Earlier this year, South Australia brought the world’s largest grid-scale battery — the 100 MW Hornsdale installation — online. Now the neighboring state of Victoria, home to the port city of Melbourne, is also planning to install two large grid-scale batteries — a 30 MW/30 MHh unit in Ballarat and a 25 MW/50 MWh battery collocated with the 60 MW Gannawarra Solar Farm, southwest of Kerang, according to a report by PV Magazine.
Lily D’Ambrosio, Victoria’s minister for energy, environment, and climate change, has been a strong advocate of renewable energy for the citizens of her state and fierce critic of the dithering by the federal government. “We said we would deliver these large scale batteries for Victoria, and that’s exactly what we’ve done. This is part of our plan to transition to a more affordable, reliable and clean energy system,” she says.
The Ballarat facility is currently in the final testing phase before being connected to the grid in time for the approaching summer. It is capable of powering 20,000 homes for an hour of critical peak demand before being recharged. The Kerang system is scheduled to become operational early next year.

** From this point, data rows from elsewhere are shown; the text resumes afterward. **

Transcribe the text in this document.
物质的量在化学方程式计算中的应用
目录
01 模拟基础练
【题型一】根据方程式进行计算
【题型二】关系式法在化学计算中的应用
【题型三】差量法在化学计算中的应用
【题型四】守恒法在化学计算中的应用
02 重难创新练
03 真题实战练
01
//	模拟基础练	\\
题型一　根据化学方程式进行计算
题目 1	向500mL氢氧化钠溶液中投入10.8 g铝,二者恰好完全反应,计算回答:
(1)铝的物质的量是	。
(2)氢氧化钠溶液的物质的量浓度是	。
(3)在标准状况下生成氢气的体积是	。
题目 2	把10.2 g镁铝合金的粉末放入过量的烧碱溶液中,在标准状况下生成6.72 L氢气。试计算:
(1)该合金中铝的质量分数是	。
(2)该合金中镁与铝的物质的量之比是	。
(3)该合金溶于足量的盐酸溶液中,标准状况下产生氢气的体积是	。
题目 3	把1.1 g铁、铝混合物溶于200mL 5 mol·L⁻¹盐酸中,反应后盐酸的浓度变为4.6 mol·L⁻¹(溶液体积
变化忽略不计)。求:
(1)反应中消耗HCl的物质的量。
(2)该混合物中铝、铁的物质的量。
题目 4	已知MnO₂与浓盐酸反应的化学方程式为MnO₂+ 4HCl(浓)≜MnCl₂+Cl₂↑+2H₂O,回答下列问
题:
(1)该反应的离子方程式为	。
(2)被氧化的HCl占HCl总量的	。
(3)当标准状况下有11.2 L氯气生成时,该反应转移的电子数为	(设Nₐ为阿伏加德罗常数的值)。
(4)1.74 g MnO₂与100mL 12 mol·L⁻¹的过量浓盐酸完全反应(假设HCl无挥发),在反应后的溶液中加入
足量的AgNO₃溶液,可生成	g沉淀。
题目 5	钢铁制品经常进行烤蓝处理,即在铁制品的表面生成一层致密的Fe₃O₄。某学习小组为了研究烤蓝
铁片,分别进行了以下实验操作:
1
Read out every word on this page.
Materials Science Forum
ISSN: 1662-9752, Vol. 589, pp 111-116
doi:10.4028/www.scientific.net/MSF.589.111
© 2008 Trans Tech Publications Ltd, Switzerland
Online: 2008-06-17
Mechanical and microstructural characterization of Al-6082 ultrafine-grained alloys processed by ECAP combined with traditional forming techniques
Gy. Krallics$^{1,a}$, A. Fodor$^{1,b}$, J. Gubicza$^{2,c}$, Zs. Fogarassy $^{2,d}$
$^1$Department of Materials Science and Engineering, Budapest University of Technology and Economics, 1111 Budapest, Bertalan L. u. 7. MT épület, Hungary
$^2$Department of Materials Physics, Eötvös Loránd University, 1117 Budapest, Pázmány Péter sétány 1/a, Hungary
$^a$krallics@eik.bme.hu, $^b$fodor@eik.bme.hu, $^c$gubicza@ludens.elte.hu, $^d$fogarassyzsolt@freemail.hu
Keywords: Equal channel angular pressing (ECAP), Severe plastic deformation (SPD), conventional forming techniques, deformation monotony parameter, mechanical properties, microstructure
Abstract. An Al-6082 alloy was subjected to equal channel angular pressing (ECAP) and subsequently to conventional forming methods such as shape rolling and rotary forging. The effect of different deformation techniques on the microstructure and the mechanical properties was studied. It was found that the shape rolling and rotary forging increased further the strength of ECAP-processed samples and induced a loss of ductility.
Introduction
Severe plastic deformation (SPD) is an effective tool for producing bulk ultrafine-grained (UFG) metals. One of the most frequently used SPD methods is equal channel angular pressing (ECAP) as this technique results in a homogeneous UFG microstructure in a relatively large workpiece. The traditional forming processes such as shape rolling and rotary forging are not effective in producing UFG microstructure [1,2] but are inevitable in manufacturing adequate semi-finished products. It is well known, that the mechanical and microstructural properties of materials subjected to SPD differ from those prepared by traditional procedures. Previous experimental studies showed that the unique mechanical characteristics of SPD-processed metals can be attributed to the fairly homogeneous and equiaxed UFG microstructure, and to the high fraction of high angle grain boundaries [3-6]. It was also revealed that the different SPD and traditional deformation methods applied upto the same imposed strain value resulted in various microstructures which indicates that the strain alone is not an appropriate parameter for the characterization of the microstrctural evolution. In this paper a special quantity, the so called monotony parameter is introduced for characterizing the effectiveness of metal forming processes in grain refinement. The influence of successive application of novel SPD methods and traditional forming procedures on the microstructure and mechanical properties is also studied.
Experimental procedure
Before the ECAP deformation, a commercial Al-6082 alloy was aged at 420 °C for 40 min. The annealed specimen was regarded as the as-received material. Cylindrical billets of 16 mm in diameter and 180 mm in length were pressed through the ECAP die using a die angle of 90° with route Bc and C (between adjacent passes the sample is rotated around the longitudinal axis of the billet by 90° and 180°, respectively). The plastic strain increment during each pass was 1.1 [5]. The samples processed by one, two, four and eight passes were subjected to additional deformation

The Ballarat system will respond to changing grid needs within milliseconds and will operate 24 hours a day, seven days a week to support critical peak demand. “This battery will help to ease constraints on transmission lines in Western Victoria that currently curtail the output of wind and solar, while also helping to bring in more renewables to the grid,” ARENA CEO Darren Miller said.
The developments in Colorado and Victoria prove that renewable energy detractors are delusional, foaming at the mouth acolytes of Koch Industries, which is bitterly opposed to every technological innovation since the days of steam-powered naval ships. Both prove once again that saving the Earth is all well and good, but low price is still the engine that drives innovation forward. We all want a clean environment, but few of us are willing to pay more to get it.
But once the pricing signals align in favor of renewables and grid-scale batteries, no political force known to humanity can keep the clean energy revolution from gathering speed and wiping out all opposition. The only question now is, will the changes come fast enough to protect the Earth from immolation?